To cut a new release, run the following:
```bash
# checkout the main branch
git checkout main
# for a patch release
jlpm release:patch
# for a minor version bump
jlpm release:bump minor
# for a major version bump
jlpm release:bump major
# push to the main branch
git push origin main --tags
```
We follow a similar bump strategy as in JupyterLab: https://github.com/jupyterlab/jupyterlab/blob/master/RELEASE.md#bump-version
The release workflow also creates a GitHub release with the new changes generated with [github-changelog-generator](https://github.com/github-changelog-generator/github-changelog-generator).
If you would still like to do the release manually instead, read below.
## Making a nanual new release of JupyterLab Classic
This process is still a bit manual and consists in running a couple of commands.

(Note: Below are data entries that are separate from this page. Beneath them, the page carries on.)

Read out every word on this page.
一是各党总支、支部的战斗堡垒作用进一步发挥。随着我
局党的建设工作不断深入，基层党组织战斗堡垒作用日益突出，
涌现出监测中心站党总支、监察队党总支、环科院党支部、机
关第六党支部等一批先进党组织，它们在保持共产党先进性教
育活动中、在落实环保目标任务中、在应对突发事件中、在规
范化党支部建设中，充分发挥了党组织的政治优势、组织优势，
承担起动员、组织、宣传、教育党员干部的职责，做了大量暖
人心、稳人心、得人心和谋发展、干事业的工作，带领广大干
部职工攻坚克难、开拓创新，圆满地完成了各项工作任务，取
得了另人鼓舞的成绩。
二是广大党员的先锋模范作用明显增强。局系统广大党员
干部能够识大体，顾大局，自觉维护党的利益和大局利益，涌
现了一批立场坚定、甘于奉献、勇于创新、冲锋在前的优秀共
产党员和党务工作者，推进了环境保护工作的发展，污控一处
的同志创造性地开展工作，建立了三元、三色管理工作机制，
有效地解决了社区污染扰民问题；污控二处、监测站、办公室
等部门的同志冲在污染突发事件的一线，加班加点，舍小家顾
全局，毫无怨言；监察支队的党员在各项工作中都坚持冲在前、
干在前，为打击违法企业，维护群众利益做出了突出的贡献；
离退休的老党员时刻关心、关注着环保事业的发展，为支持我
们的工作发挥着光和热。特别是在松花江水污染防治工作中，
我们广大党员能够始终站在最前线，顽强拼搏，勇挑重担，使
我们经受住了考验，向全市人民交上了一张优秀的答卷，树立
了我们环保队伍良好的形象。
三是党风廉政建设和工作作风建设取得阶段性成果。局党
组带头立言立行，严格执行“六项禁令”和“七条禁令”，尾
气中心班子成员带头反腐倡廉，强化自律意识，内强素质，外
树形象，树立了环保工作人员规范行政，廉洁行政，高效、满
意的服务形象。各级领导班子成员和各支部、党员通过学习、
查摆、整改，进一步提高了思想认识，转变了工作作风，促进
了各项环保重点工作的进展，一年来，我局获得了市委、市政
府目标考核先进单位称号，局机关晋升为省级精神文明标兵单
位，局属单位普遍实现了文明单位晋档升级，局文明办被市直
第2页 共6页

## Getting a clean environment
Creating a new environment can help avoid pushing local changes and any extra tag.
```bash
mamba create -q -y -n jupyterlab-classic-release -c conda-forge twine nodejs jupyter-packaging jupyterlab -y
conda activate jupyterlab-classic-release
```
Alternatively, the local repository can be cleaned with:
```bash
git clean -fdx
```
## Releasing on PyPI
Make sure the `dist/` folder is empty.
1. Update [jupyterlab_classic/\_version.py](./jupyterlab_classic/_version.py) with the new version number
2. Commit the changes
- `git add jupyterlab_classic/_version.py`
- `git commit -m "Release x.y.z"`
3. Bump the frontend packages:
- `jlpm`
- `jlpm run lerna version x.y.z --no-push --amend --force-publish`
4. Run: `python setup.py sdist bdist_wheel`
5. Double check the size of the bundles in the `dist/` folder
6. Test the release by installing the wheel or sdist: `python -m pip install ./dist/jupyterlab_classic-x.y.z-py3-none-any.whl
7. `export TWINE_USERNAME=mypypi_username`
8. `twine upload dist/*`
## Releasing on conda-forge
The simplest is to wait for the bot to automatically open the PR.
Alternatively, to do the update manually:
1. Open a new PR on https://github.com/conda-forge/jupyterlab-classic-feedstock to update the `version` and the `sha256` hash
2. Wait for the tests
3. Merge the PR
The new version will be available on `conda-forge` soon after.
## Publish the packages to npm
1. Publish the packages: `jlpm run lerna publish from-package`
## Committing and tagging
Push the release commit to the `main` branch:
```bash
git push origin main
```
Then create a new release from the GitHub interface.